For Q3 2025, GSBC expects:

  • Stable net interest margin, with a potential modest benefit from deposit repricing and loan renewals at higher rates.
  • Non-interest expense to remain broadly consistent, with minor upward pressure from technology and wage adjustments.

For full-year 2025, management maintained a cautious outlook:

  • Loan growth is expected to remain muted, with origination activity similar to the first half of the year.
  • Margin pressure is anticipated in Q4 as swap income rolls off.

Management emphasized the following:

  • Loan payoffs will remain unpredictable and lumpy, limiting visibility on net loan growth.
  • Efficiency gains from cost control are expected to persist, but headline margin will be pressured in the absence of swap income.

Takeaways

GSBC’s Q2 performance underscores the importance of margin defense and cost discipline in a slow-growth banking environment. The bank’s strong capital and liquidity position provide flexibility, but forward returns will hinge on the ability to offset margin headwinds as swap income expires and loan growth remains constrained.

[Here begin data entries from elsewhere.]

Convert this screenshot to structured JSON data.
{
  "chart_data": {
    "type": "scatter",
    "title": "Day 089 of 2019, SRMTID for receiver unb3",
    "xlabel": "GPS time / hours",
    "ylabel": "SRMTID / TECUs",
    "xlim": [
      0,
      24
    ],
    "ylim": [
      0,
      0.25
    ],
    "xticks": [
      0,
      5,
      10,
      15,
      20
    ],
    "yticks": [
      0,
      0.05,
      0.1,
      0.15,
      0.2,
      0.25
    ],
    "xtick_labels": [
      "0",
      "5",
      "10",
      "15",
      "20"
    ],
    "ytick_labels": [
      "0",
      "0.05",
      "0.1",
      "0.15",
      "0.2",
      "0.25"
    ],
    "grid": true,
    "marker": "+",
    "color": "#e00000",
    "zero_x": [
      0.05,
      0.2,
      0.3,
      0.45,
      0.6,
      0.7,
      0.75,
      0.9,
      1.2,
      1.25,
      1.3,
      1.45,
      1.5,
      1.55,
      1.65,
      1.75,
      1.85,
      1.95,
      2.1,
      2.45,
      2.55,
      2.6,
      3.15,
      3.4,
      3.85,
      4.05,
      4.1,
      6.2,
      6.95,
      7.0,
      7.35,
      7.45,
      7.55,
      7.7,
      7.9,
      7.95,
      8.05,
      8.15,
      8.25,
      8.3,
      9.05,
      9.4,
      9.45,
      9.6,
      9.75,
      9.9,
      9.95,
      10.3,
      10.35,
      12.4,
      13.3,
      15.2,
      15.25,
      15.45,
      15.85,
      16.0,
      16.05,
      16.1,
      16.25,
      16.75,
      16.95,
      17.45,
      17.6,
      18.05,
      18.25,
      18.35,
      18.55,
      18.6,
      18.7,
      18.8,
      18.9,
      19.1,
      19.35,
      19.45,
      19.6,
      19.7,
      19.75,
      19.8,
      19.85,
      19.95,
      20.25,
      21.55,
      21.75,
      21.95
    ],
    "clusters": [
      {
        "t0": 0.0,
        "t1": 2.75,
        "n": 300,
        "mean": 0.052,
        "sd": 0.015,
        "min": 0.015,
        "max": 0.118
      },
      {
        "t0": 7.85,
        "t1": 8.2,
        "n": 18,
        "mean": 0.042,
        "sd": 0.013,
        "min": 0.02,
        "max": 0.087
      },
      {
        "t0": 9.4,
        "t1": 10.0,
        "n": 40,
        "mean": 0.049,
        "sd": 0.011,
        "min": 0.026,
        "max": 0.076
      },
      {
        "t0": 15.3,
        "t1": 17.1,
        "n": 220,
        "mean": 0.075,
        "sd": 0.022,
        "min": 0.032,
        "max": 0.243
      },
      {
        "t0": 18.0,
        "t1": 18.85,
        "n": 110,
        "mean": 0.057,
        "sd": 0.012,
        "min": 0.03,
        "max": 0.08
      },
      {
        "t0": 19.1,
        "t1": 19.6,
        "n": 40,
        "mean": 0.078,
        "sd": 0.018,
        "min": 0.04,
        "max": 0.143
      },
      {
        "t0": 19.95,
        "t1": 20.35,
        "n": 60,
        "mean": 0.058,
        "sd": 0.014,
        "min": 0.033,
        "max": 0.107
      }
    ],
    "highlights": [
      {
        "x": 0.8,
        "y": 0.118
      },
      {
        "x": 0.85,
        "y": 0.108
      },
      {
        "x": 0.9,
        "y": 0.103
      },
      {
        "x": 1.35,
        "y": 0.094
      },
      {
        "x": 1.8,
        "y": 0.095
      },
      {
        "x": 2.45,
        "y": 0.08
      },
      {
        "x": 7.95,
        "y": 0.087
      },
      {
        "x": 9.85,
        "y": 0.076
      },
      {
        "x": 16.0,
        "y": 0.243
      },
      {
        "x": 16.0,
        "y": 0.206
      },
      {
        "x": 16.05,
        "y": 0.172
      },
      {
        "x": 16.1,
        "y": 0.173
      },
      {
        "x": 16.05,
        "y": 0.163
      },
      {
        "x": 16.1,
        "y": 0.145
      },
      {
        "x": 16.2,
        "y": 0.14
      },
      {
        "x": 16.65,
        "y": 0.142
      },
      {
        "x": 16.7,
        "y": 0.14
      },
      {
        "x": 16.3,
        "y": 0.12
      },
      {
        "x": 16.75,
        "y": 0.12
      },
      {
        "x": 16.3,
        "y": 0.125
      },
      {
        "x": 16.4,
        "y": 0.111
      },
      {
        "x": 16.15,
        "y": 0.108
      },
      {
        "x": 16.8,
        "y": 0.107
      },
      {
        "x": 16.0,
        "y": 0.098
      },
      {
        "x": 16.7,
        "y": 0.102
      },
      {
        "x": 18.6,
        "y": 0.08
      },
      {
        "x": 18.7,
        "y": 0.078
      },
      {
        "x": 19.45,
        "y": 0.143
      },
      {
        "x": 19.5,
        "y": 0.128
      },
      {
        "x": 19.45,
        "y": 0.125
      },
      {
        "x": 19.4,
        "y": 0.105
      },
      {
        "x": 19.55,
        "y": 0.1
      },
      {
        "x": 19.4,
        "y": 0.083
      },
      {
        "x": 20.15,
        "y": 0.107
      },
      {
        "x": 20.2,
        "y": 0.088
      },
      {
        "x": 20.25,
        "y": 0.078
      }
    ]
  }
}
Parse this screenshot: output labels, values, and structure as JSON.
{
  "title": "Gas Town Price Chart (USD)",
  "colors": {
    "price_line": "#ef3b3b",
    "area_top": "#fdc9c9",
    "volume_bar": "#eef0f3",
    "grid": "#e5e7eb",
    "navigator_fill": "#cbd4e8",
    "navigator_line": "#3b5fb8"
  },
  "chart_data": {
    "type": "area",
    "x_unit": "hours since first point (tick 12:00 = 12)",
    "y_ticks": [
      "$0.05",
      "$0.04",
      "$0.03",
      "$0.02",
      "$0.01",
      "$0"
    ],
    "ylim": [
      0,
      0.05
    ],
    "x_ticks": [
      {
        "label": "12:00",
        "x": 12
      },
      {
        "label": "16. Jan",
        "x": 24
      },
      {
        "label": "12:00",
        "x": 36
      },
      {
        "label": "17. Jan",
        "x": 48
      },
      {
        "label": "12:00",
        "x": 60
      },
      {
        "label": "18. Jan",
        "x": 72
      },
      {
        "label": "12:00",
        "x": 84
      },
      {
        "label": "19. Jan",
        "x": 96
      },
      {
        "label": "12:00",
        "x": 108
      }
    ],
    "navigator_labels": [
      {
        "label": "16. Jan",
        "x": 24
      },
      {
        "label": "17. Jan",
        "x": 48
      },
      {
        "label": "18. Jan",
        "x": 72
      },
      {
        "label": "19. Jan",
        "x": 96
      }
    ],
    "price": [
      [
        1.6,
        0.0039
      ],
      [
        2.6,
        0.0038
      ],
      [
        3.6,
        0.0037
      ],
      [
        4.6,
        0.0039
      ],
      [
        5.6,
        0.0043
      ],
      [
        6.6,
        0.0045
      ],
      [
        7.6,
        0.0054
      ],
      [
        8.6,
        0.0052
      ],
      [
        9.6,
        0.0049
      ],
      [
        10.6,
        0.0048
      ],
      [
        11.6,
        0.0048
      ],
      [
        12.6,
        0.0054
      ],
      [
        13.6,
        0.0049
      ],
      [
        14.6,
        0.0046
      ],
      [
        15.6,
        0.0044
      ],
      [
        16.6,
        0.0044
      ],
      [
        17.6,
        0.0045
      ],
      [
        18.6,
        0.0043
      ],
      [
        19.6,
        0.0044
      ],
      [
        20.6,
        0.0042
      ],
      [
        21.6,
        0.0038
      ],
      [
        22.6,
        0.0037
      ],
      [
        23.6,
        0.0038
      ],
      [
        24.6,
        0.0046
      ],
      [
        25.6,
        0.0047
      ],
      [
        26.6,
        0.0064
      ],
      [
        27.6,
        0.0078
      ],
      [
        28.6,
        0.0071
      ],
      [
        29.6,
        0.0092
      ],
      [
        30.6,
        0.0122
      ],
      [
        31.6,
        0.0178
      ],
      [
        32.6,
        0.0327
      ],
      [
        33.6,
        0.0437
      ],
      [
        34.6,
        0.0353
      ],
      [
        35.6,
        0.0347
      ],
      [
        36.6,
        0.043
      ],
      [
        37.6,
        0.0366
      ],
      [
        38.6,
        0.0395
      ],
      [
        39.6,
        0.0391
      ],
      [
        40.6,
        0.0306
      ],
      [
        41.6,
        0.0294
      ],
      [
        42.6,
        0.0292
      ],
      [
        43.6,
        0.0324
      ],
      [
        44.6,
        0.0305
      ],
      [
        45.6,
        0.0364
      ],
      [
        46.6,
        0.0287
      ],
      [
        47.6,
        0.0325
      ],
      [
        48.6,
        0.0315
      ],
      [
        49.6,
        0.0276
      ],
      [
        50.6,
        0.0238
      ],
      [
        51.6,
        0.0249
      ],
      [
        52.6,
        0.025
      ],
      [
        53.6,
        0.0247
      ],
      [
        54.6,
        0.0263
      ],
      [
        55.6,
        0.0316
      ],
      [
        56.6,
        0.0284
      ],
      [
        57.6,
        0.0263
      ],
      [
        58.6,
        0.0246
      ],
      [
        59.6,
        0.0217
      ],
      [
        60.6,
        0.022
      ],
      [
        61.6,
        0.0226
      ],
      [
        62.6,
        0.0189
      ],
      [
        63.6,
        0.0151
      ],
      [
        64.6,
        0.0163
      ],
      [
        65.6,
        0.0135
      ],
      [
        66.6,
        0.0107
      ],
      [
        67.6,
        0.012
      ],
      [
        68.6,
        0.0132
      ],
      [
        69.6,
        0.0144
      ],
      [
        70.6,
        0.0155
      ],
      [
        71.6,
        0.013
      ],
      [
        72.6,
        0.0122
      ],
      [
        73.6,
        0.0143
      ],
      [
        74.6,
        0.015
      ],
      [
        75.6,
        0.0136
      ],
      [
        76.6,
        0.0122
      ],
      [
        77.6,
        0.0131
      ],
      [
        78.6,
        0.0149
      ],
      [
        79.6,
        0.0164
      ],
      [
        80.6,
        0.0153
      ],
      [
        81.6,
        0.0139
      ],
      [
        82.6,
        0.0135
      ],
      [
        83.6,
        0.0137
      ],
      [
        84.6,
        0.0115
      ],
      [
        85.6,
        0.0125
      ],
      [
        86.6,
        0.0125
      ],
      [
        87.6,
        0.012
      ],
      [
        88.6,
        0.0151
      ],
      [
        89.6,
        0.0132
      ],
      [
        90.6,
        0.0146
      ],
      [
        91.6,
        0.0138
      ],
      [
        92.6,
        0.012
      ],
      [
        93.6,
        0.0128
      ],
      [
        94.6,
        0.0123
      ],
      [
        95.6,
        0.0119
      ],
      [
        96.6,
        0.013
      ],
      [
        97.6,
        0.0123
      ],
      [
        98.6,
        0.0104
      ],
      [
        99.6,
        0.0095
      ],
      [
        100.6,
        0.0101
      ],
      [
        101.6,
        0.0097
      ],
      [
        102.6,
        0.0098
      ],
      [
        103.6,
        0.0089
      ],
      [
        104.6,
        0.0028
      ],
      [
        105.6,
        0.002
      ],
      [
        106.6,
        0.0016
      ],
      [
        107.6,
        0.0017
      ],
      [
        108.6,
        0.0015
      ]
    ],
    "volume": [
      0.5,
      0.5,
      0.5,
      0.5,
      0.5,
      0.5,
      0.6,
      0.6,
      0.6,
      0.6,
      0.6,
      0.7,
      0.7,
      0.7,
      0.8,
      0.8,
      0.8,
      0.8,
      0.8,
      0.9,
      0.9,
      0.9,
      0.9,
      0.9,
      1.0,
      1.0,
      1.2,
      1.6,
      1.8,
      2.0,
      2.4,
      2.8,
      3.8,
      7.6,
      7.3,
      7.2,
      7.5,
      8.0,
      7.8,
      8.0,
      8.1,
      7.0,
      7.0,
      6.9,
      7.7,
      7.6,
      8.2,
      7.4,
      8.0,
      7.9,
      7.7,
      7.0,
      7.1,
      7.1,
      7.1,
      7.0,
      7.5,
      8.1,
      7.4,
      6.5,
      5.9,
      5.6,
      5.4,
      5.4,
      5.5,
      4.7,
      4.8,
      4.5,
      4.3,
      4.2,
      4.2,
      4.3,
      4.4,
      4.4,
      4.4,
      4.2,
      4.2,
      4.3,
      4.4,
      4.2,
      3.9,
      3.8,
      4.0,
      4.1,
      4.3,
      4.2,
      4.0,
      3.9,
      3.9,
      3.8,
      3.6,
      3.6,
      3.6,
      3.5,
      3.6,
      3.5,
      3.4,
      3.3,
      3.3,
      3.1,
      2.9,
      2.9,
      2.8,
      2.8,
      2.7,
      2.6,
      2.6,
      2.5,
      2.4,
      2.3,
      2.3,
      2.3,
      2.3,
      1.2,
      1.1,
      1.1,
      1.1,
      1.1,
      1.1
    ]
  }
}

  • Margin Expansion Drove EPS Upside: Effective funding cost management and lower deposit costs were the primary contributors to margin and earnings growth.
  • Loan Portfolio Shrinkage Reflects Conservative Stance: Management continues to prioritize credit quality and pricing discipline over volume, limiting near-term growth potential.
  • Q4 Will Test Margin Resilience: Investors should closely watch the impact of swap income roll-off and any shift in deposit pricing or loan demand dynamics in the second half.

Conclusion

GSBC’s second quarter demonstrates the bank’s ability to protect returns through margin management and cost discipline, even as loan growth stalls. With swap-related income set to expire and the lending environment remaining competitive, the next two quarters will test the durability of GSBC’s margin and efficiency gains.

Industry Read-Through

GSBC’s results offer a clear read-through for regional banks navigating a similar landscape of flat loan demand and fierce deposit competition. Margin defense through active funding cost management is now the primary lever for earnings resilience. The sector-wide trend of subdued loan growth, reliance on non-core funding, and the looming impact of expiring swap income will shape peer results in the back half of 2025. Investors should expect continued pressure on net interest margins as rate hedges expire and deposit costs reprice, with cost control emerging as a differentiator for profitability.